The next night she barges into my house and starts screaming and calling me horrible names. I told her I was done with her and her mental, emotional, verbal and physical abuse. She laughed in my face. I felt this rage swell up inside me. This horrible power. She beat me and pushed me around as a kid and blamed me for the beatings. She ruined my family with her drinking and drug use. I'm no saint in that area but I never lied to her or tried to have sex with her boyfriend as she accused me of doing.

I shoved her against the wall. And started screaming and calling her a drug addict. She came at me and I punched her. Her boyfriend got between us. She grabbed my wrist and tried to pull me down and I slapped her and she kicked one of my legs out from underneath me and I grabbed and ripped out a part of her hair. She left my house and kept screaming about me and punching walls on her way out.

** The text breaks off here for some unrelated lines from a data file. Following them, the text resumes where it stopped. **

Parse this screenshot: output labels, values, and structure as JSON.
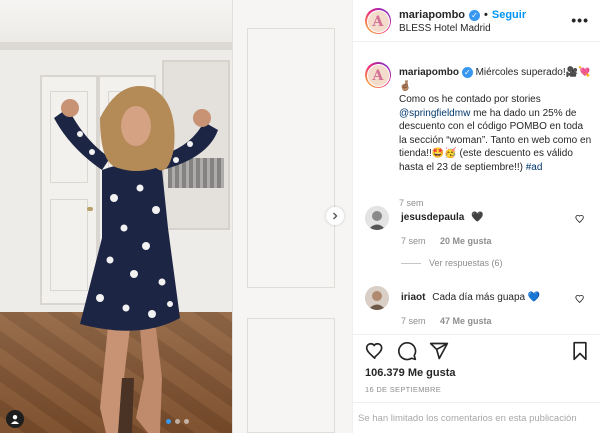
{
  "post": {
    "username": "mariapombo",
    "follow_label": "Seguir",
    "location": "BLESS Hotel Madrid",
    "more_label": "•••"
  },
  "caption": {
    "username": "mariapombo",
    "text_1": "Miércoles superado!🎥💘🤞🏽",
    "text_2": "Como os he contado por stories",
    "mention": "@springfieldmw",
    "text_3": "me ha dado un 25% de descuento con el código POMBO en toda la sección “woman”. Tanto en web como en tienda!!🤩🥳 (este descuento es válido hasta el 23 de septiembre!!)",
    "hashtag": "#ad",
    "time": "7 sem"
  },
  "comments": [
    {
      "username": "jesusdepaula",
      "text": "🖤",
      "time": "7 sem",
      "likes": "20 Me gusta"
    },
    {
      "username": "iriaot",
      "text": "Cada día más guapa 💙",
      "time": "7 sem",
      "likes": "47 Me gusta"
    }
  ],
  "replies_label": "Ver respuestas (6)",
  "likes_count": "106.379 Me gusta",
  "date": "16 DE SEPTIEMBRE",
  "comments_limited": "Se han limitado los comentarios en esta publicación",
  "carousel": {
    "slides": 3,
    "active": 1
  },
  "colors": {
    "accent": "#0095f6",
    "verified": "#3897f0",
    "text": "#262626",
    "muted": "#8e8e8e"
  }
}
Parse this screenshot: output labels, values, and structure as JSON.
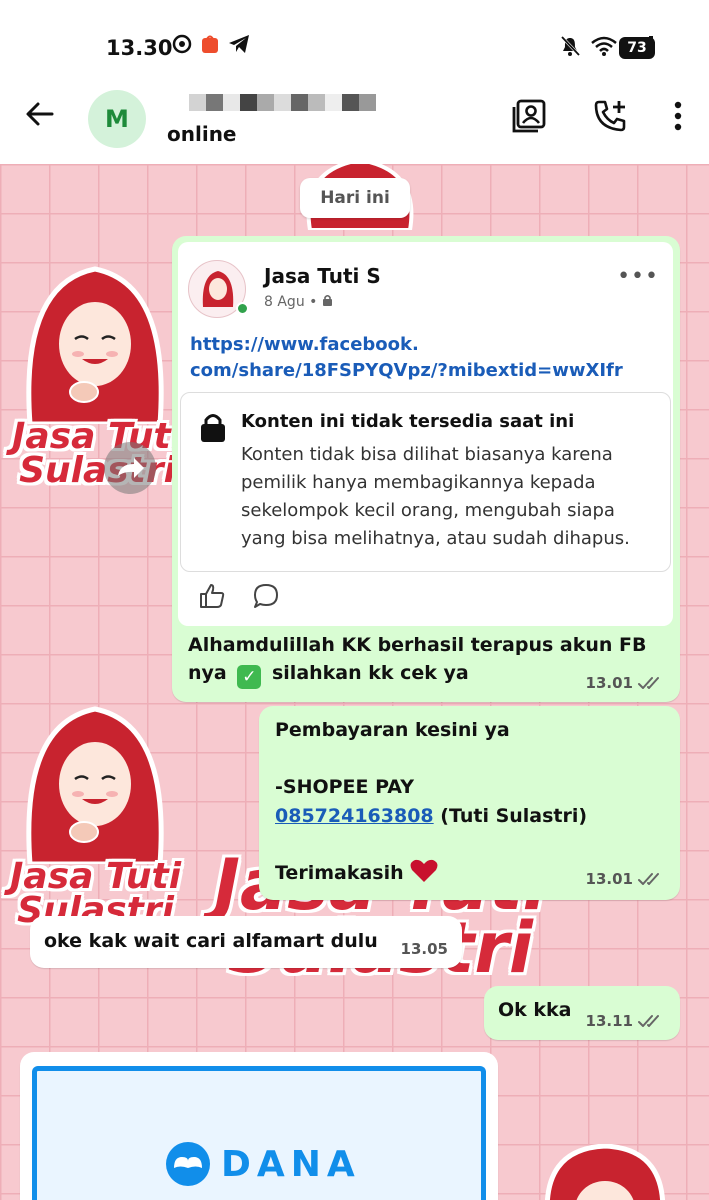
{
  "status_bar": {
    "time": "13.30",
    "battery": "73"
  },
  "header": {
    "avatar_letter": "M",
    "status": "online"
  },
  "date_divider": "Hari ini",
  "sticker_text": {
    "line1": "Jasa Tuti",
    "line2": "Sulastri"
  },
  "shared_post": {
    "page_name": "Jasa Tuti S",
    "post_date": "8 Agu",
    "link_line1": "https://www.facebook.",
    "link_line2": "com/share/18FSPYQVpz/?mibextid=wwXIfr",
    "notice_title": "Konten ini tidak tersedia saat ini",
    "notice_body": "Konten tidak bisa dilihat biasanya karena pemilik hanya membagikannya kepada sekelompok kecil orang, mengubah siapa yang bisa melihatnya, atau sudah dihapus."
  },
  "messages": [
    {
      "direction": "out",
      "line1_text": "Alhamdulillah KK berhasil terapus akun FB",
      "line2_before": "nya",
      "line2_after": "silahkan kk cek ya",
      "time": "13.01"
    },
    {
      "direction": "out",
      "line1": "Pembayaran kesini ya",
      "line2": "-SHOPEE PAY",
      "phone": "085724163808",
      "phone_suffix": "(Tuti Sulastri)",
      "line4": "Terimakasih",
      "time": "13.01"
    },
    {
      "direction": "in",
      "text": "oke kak wait cari alfamart dulu",
      "time": "13.05"
    },
    {
      "direction": "out",
      "text": "Ok kka",
      "time": "13.11"
    }
  ],
  "image_message": {
    "brand": "DANA"
  },
  "colors": {
    "bubble_out": "#d9fdd3",
    "link": "#1a5cb8",
    "wallpaper": "#f7c9cf",
    "sticker_red": "#d62a3a",
    "dana_blue": "#118eea"
  },
  "icons": [
    "back-arrow-icon",
    "contact-card-icon",
    "add-call-icon",
    "more-vert-icon",
    "like-icon",
    "comment-icon",
    "lock-icon",
    "check-mark-emoji",
    "heart-emoji",
    "double-tick-icon",
    "forward-icon"
  ]
}
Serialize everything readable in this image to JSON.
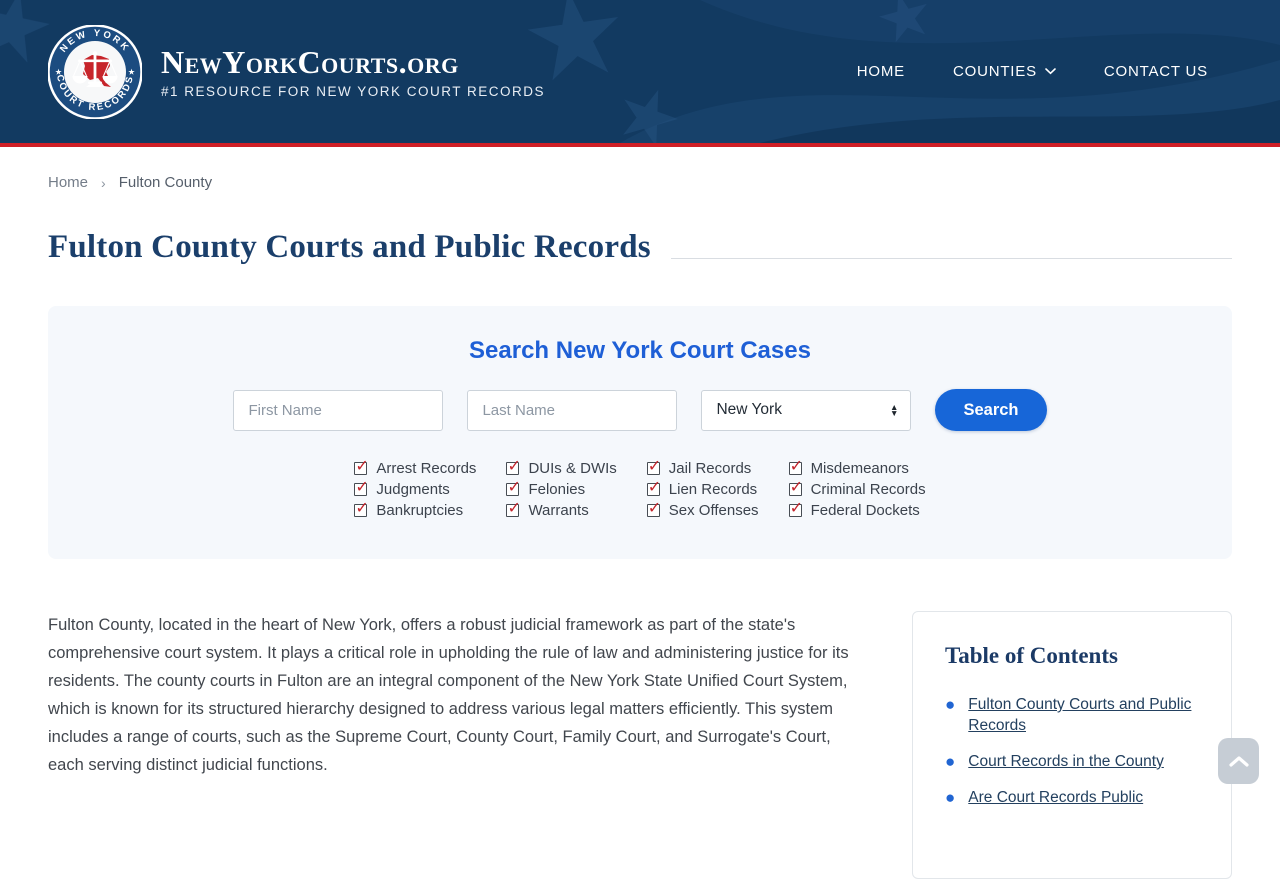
{
  "header": {
    "logo": {
      "title": "NewYorkCourts.org",
      "tagline": "#1 RESOURCE FOR NEW YORK COURT RECORDS",
      "seal_top": "NEW YORK",
      "seal_bottom": "COURT RECORDS"
    },
    "nav": [
      {
        "label": "HOME"
      },
      {
        "label": "COUNTIES",
        "has_dropdown": true
      },
      {
        "label": "CONTACT US"
      }
    ]
  },
  "breadcrumb": {
    "items": [
      "Home",
      "Fulton County"
    ],
    "separator": "›"
  },
  "page": {
    "title": "Fulton County Courts and Public Records"
  },
  "search": {
    "heading": "Search New York Court Cases",
    "first_name_placeholder": "First Name",
    "last_name_placeholder": "Last Name",
    "state_selected": "New York",
    "button_label": "Search",
    "checkbox_columns": [
      [
        "Arrest Records",
        "Judgments",
        "Bankruptcies"
      ],
      [
        "DUIs & DWIs",
        "Felonies",
        "Warrants"
      ],
      [
        "Jail Records",
        "Lien Records",
        "Sex Offenses"
      ],
      [
        "Misdemeanors",
        "Criminal Records",
        "Federal Dockets"
      ]
    ],
    "all_checked": true
  },
  "article": {
    "paragraph": "Fulton County, located in the heart of New York, offers a robust judicial framework as part of the state's comprehensive court system. It plays a critical role in upholding the rule of law and administering justice for its residents. The county courts in Fulton are an integral component of the New York State Unified Court System, which is known for its structured hierarchy designed to address various legal matters efficiently. This system includes a range of courts, such as the Supreme Court, County Court, Family Court, and Surrogate's Court, each serving distinct judicial functions."
  },
  "toc": {
    "heading": "Table of Contents",
    "links": [
      "Fulton County Courts and Public Records",
      "Court Records in the County",
      "Are Court Records Public"
    ]
  },
  "icons": {
    "check": "✓",
    "caret_up": "▲",
    "caret_down": "▼"
  },
  "palette": {
    "header_navy": "#123a61",
    "accent_red": "#d01f26",
    "heading_blue": "#1e5fd6",
    "button_blue": "#1766d8",
    "check_red": "#c3232b",
    "link_navy": "#23405f",
    "panel_bg": "#f5f8fc"
  }
}
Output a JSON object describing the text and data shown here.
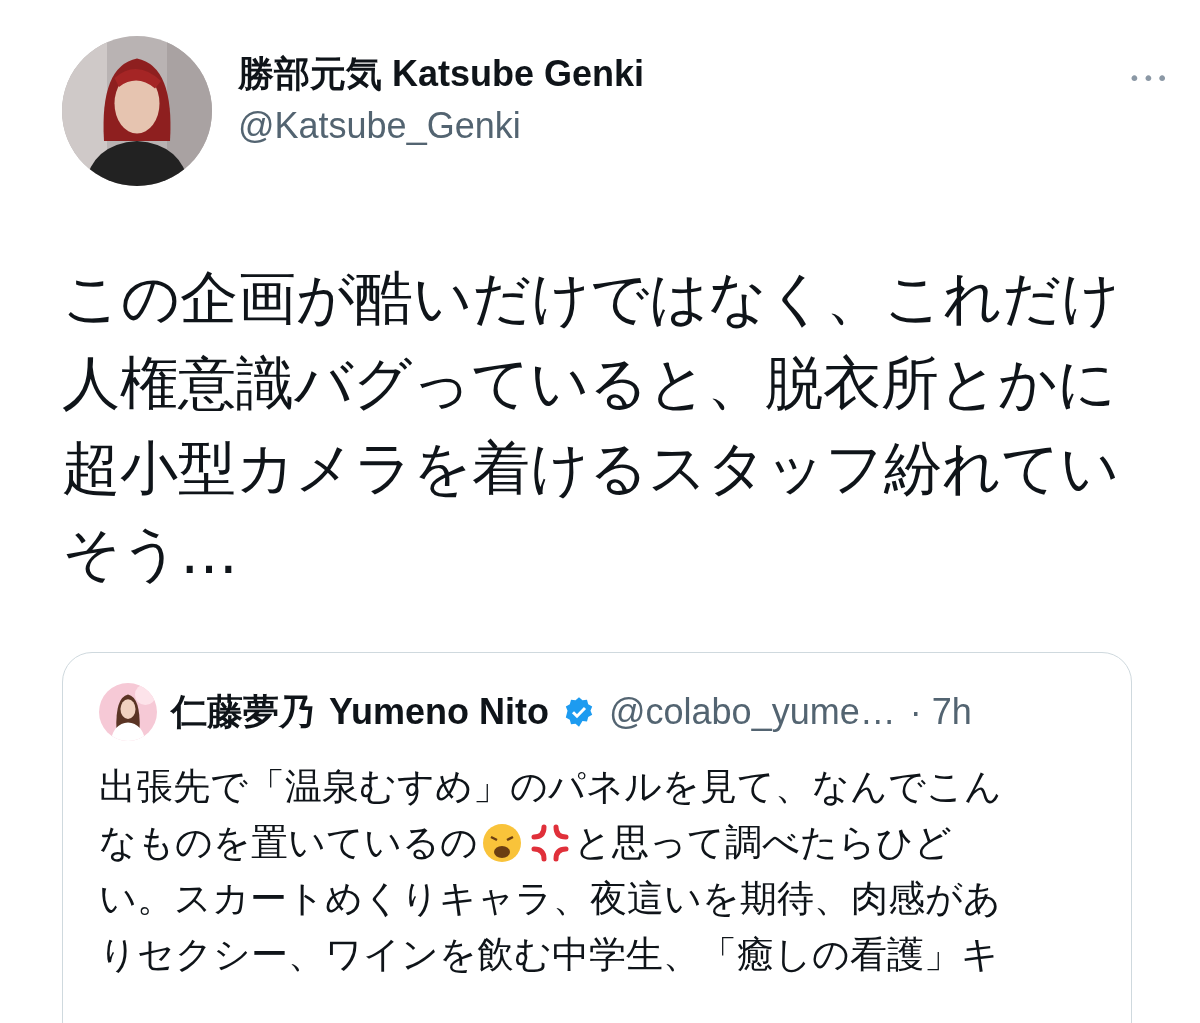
{
  "tweet": {
    "author": {
      "name": "勝部元気 Katsube Genki",
      "handle": "@Katsube_Genki"
    },
    "more": "•••",
    "lines": [
      "この企画が酷いだけではなく、これだけ",
      "人権意識バグっていると、脱衣所とかに",
      "超小型カメラを着けるスタッフ紛れてい",
      "そう…"
    ],
    "quote": {
      "author": {
        "name": "仁藤夢乃",
        "name_latin": "Yumeno Nito",
        "verified": true,
        "handle": "@colabo_yume…",
        "time": "· 7h"
      },
      "lines": [
        {
          "kind": "text",
          "text": "出張先で「温泉むすめ」のパネルを見て、なんでこん"
        },
        {
          "kind": "emoji_split",
          "before": "なものを置いているの",
          "after": "と思って調べたらひど"
        },
        {
          "kind": "text",
          "text": "い。スカートめくりキャラ、夜這いを期待、肉感があ"
        },
        {
          "kind": "text",
          "text": "りセクシー、ワインを飲む中学生、「癒しの看護」キ"
        }
      ]
    }
  }
}
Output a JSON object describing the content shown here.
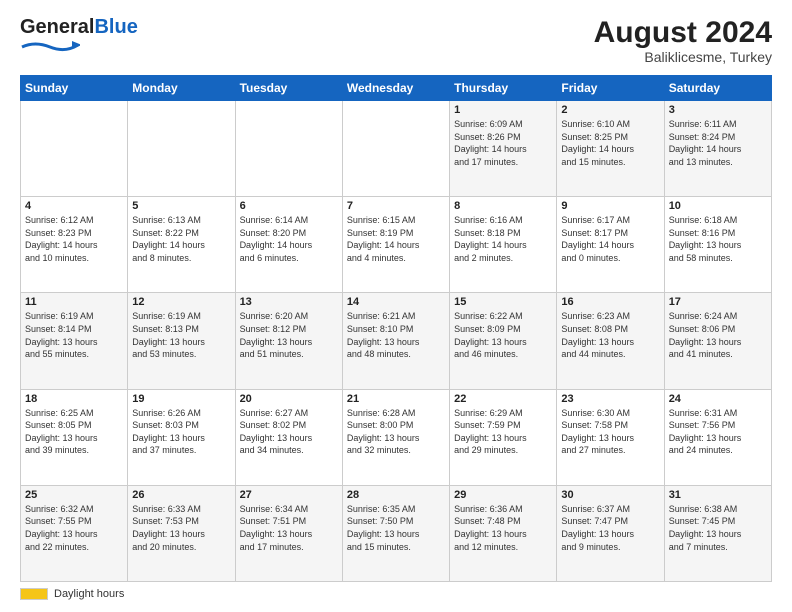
{
  "header": {
    "logo_general": "General",
    "logo_blue": "Blue",
    "month_year": "August 2024",
    "location": "Baliklicesme, Turkey"
  },
  "footer": {
    "label": "Daylight hours"
  },
  "weekdays": [
    "Sunday",
    "Monday",
    "Tuesday",
    "Wednesday",
    "Thursday",
    "Friday",
    "Saturday"
  ],
  "weeks": [
    [
      {
        "day": "",
        "info": ""
      },
      {
        "day": "",
        "info": ""
      },
      {
        "day": "",
        "info": ""
      },
      {
        "day": "",
        "info": ""
      },
      {
        "day": "1",
        "info": "Sunrise: 6:09 AM\nSunset: 8:26 PM\nDaylight: 14 hours\nand 17 minutes."
      },
      {
        "day": "2",
        "info": "Sunrise: 6:10 AM\nSunset: 8:25 PM\nDaylight: 14 hours\nand 15 minutes."
      },
      {
        "day": "3",
        "info": "Sunrise: 6:11 AM\nSunset: 8:24 PM\nDaylight: 14 hours\nand 13 minutes."
      }
    ],
    [
      {
        "day": "4",
        "info": "Sunrise: 6:12 AM\nSunset: 8:23 PM\nDaylight: 14 hours\nand 10 minutes."
      },
      {
        "day": "5",
        "info": "Sunrise: 6:13 AM\nSunset: 8:22 PM\nDaylight: 14 hours\nand 8 minutes."
      },
      {
        "day": "6",
        "info": "Sunrise: 6:14 AM\nSunset: 8:20 PM\nDaylight: 14 hours\nand 6 minutes."
      },
      {
        "day": "7",
        "info": "Sunrise: 6:15 AM\nSunset: 8:19 PM\nDaylight: 14 hours\nand 4 minutes."
      },
      {
        "day": "8",
        "info": "Sunrise: 6:16 AM\nSunset: 8:18 PM\nDaylight: 14 hours\nand 2 minutes."
      },
      {
        "day": "9",
        "info": "Sunrise: 6:17 AM\nSunset: 8:17 PM\nDaylight: 14 hours\nand 0 minutes."
      },
      {
        "day": "10",
        "info": "Sunrise: 6:18 AM\nSunset: 8:16 PM\nDaylight: 13 hours\nand 58 minutes."
      }
    ],
    [
      {
        "day": "11",
        "info": "Sunrise: 6:19 AM\nSunset: 8:14 PM\nDaylight: 13 hours\nand 55 minutes."
      },
      {
        "day": "12",
        "info": "Sunrise: 6:19 AM\nSunset: 8:13 PM\nDaylight: 13 hours\nand 53 minutes."
      },
      {
        "day": "13",
        "info": "Sunrise: 6:20 AM\nSunset: 8:12 PM\nDaylight: 13 hours\nand 51 minutes."
      },
      {
        "day": "14",
        "info": "Sunrise: 6:21 AM\nSunset: 8:10 PM\nDaylight: 13 hours\nand 48 minutes."
      },
      {
        "day": "15",
        "info": "Sunrise: 6:22 AM\nSunset: 8:09 PM\nDaylight: 13 hours\nand 46 minutes."
      },
      {
        "day": "16",
        "info": "Sunrise: 6:23 AM\nSunset: 8:08 PM\nDaylight: 13 hours\nand 44 minutes."
      },
      {
        "day": "17",
        "info": "Sunrise: 6:24 AM\nSunset: 8:06 PM\nDaylight: 13 hours\nand 41 minutes."
      }
    ],
    [
      {
        "day": "18",
        "info": "Sunrise: 6:25 AM\nSunset: 8:05 PM\nDaylight: 13 hours\nand 39 minutes."
      },
      {
        "day": "19",
        "info": "Sunrise: 6:26 AM\nSunset: 8:03 PM\nDaylight: 13 hours\nand 37 minutes."
      },
      {
        "day": "20",
        "info": "Sunrise: 6:27 AM\nSunset: 8:02 PM\nDaylight: 13 hours\nand 34 minutes."
      },
      {
        "day": "21",
        "info": "Sunrise: 6:28 AM\nSunset: 8:00 PM\nDaylight: 13 hours\nand 32 minutes."
      },
      {
        "day": "22",
        "info": "Sunrise: 6:29 AM\nSunset: 7:59 PM\nDaylight: 13 hours\nand 29 minutes."
      },
      {
        "day": "23",
        "info": "Sunrise: 6:30 AM\nSunset: 7:58 PM\nDaylight: 13 hours\nand 27 minutes."
      },
      {
        "day": "24",
        "info": "Sunrise: 6:31 AM\nSunset: 7:56 PM\nDaylight: 13 hours\nand 24 minutes."
      }
    ],
    [
      {
        "day": "25",
        "info": "Sunrise: 6:32 AM\nSunset: 7:55 PM\nDaylight: 13 hours\nand 22 minutes."
      },
      {
        "day": "26",
        "info": "Sunrise: 6:33 AM\nSunset: 7:53 PM\nDaylight: 13 hours\nand 20 minutes."
      },
      {
        "day": "27",
        "info": "Sunrise: 6:34 AM\nSunset: 7:51 PM\nDaylight: 13 hours\nand 17 minutes."
      },
      {
        "day": "28",
        "info": "Sunrise: 6:35 AM\nSunset: 7:50 PM\nDaylight: 13 hours\nand 15 minutes."
      },
      {
        "day": "29",
        "info": "Sunrise: 6:36 AM\nSunset: 7:48 PM\nDaylight: 13 hours\nand 12 minutes."
      },
      {
        "day": "30",
        "info": "Sunrise: 6:37 AM\nSunset: 7:47 PM\nDaylight: 13 hours\nand 9 minutes."
      },
      {
        "day": "31",
        "info": "Sunrise: 6:38 AM\nSunset: 7:45 PM\nDaylight: 13 hours\nand 7 minutes."
      }
    ]
  ]
}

The next day, I told her boyfriend off. I told them to never come back to my house again. I cut all contact with them and now I'm in shock over what I did. I never fought back as a kid. I kept silent until now. I read my bipolar book which said in the hypomanic stage agitation and physical violence sometimes occurs. I believe her to be boderline just like me. But I feel better knowing that the cycle of abuse can end with our relationship. She is my sister but she is still doing drugs. Not drinking anymore but smoking meth and marijuana.